Oral hygiene around the graft site requires patience. You should brush and floss the rest of your mouth starting the day after surgery, but avoid the surgical area entirely until your post-operative visit. Electric toothbrushes and water flossers are off-limits for eight weeks. Smoking is the single biggest risk to graft survival because nicotine restricts blood flow to healing tissue. Most periodontists require patients to stop smoking for at least eight weeks after surgery.
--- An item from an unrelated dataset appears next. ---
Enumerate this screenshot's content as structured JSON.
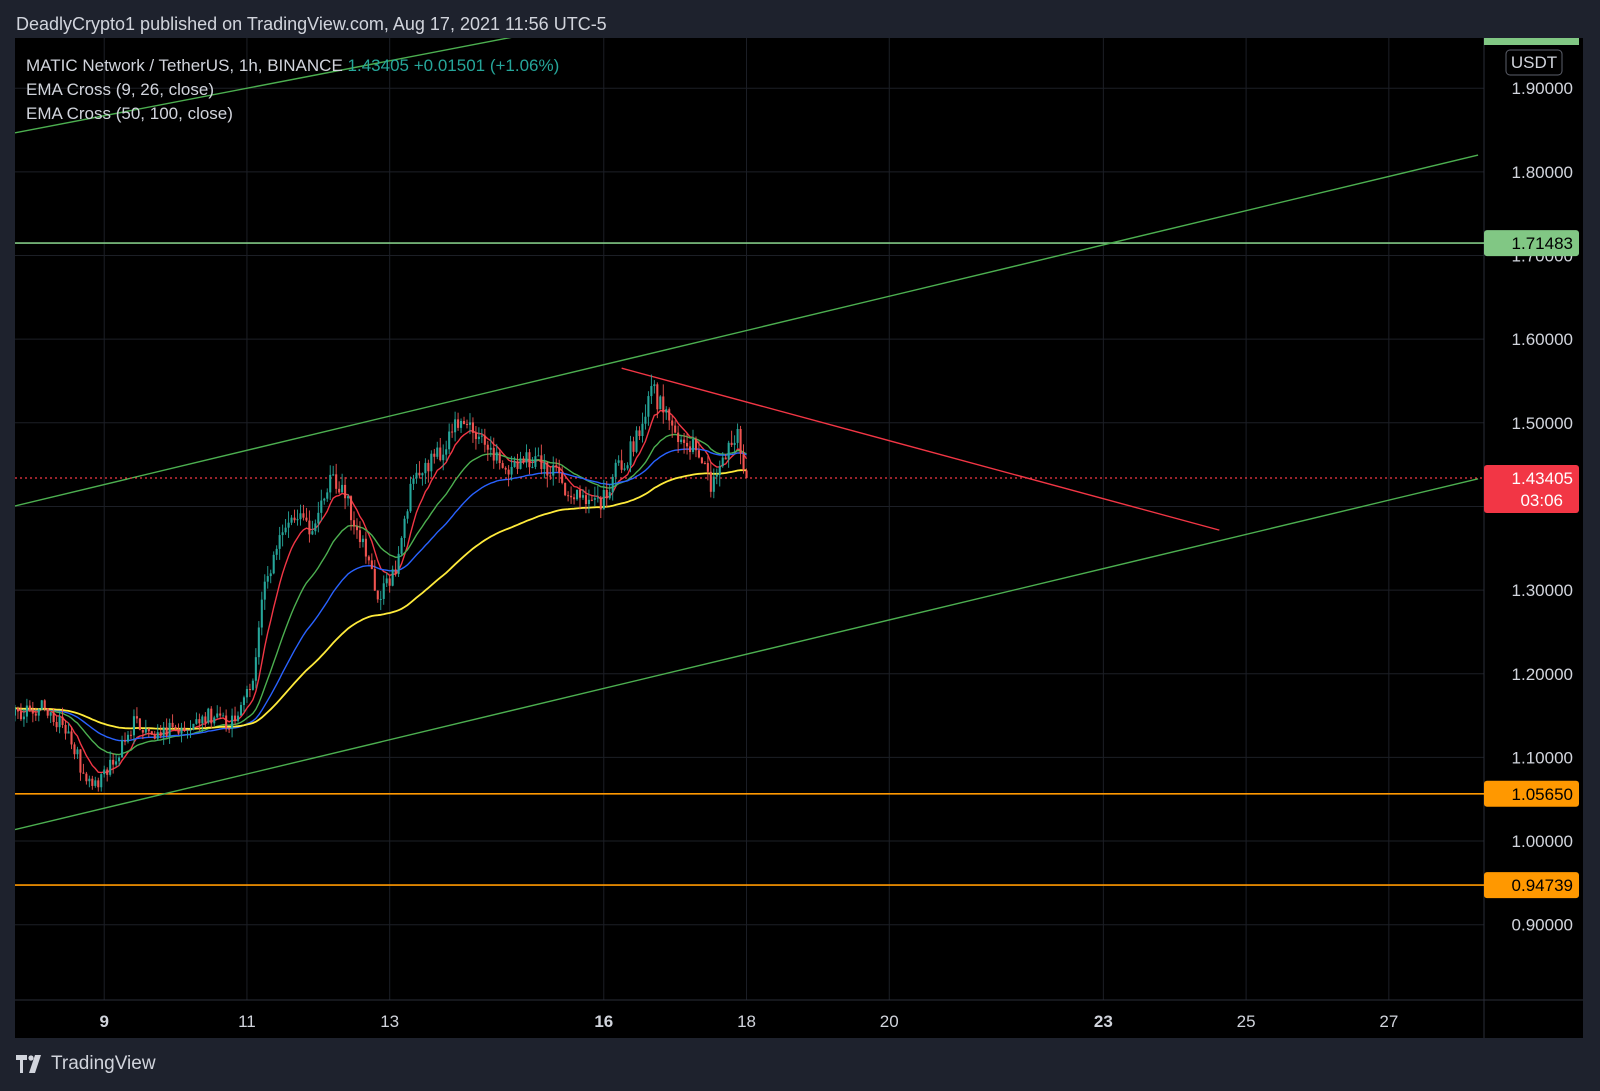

Sutures come out at the one-month visit. Follow-up appointments are typically scheduled at one week, four weeks, eight weeks, and one year after the procedure. Full healing and tissue maturation takes several months, but most patients notice significant improvement in comfort and appearance within the first few weeks.
Why Some Grafts Fail
A failed gum graft means the transplanted tissue didn’t integrate properly with the existing gums. The most common reasons are infection, disrupted blood supply to the graft, and smoking during the recovery period. Patients with advanced gum disease, naturally thin gum tissue, or systemic health conditions like uncontrolled diabetes face a higher risk of partial failure. Following aftercare instructions closely is the most effective thing you can do to protect the graft, but even with perfect compliance, complications can occasionally occur. If a graft does fail, a second procedure is usually possible once the area has fully healed.
Preventing Recession From Returning
Treatment only lasts if the habits that caused the recession change. Aggressive brushing is one of the most common culprits, and it’s also one of the easiest to fix. Use a toothbrush with soft or extra-soft bristles and replace the head every three to four months, or sooner if the bristles look frayed. Harvard Health recommends electric toothbrushes over manual ones because the vibrations remove plaque more effectively than hand motion alone, reducing the temptation to press harder.
Technique matters as much as the brush. Tilt the bristles at a 45-degree angle to the gumline and use short up-and-down strokes from the gum to the chewing surface, one tooth at a time. For the inside surfaces of front teeth, hold the brush vertically and use the same short strokes. This approach cleans thoroughly without the sawing back-and-forth motion that wears gum tissue down over time.
Beyond brushing, consistent flossing and regular dental cleanings (usually every three to six months for patients with a history of gum disease) keep bacterial buildup from restarting the cycle. If you grind your teeth at night, a custom mouthguard can protect both your enamel and your gumline from the mechanical stress that contributes to recession.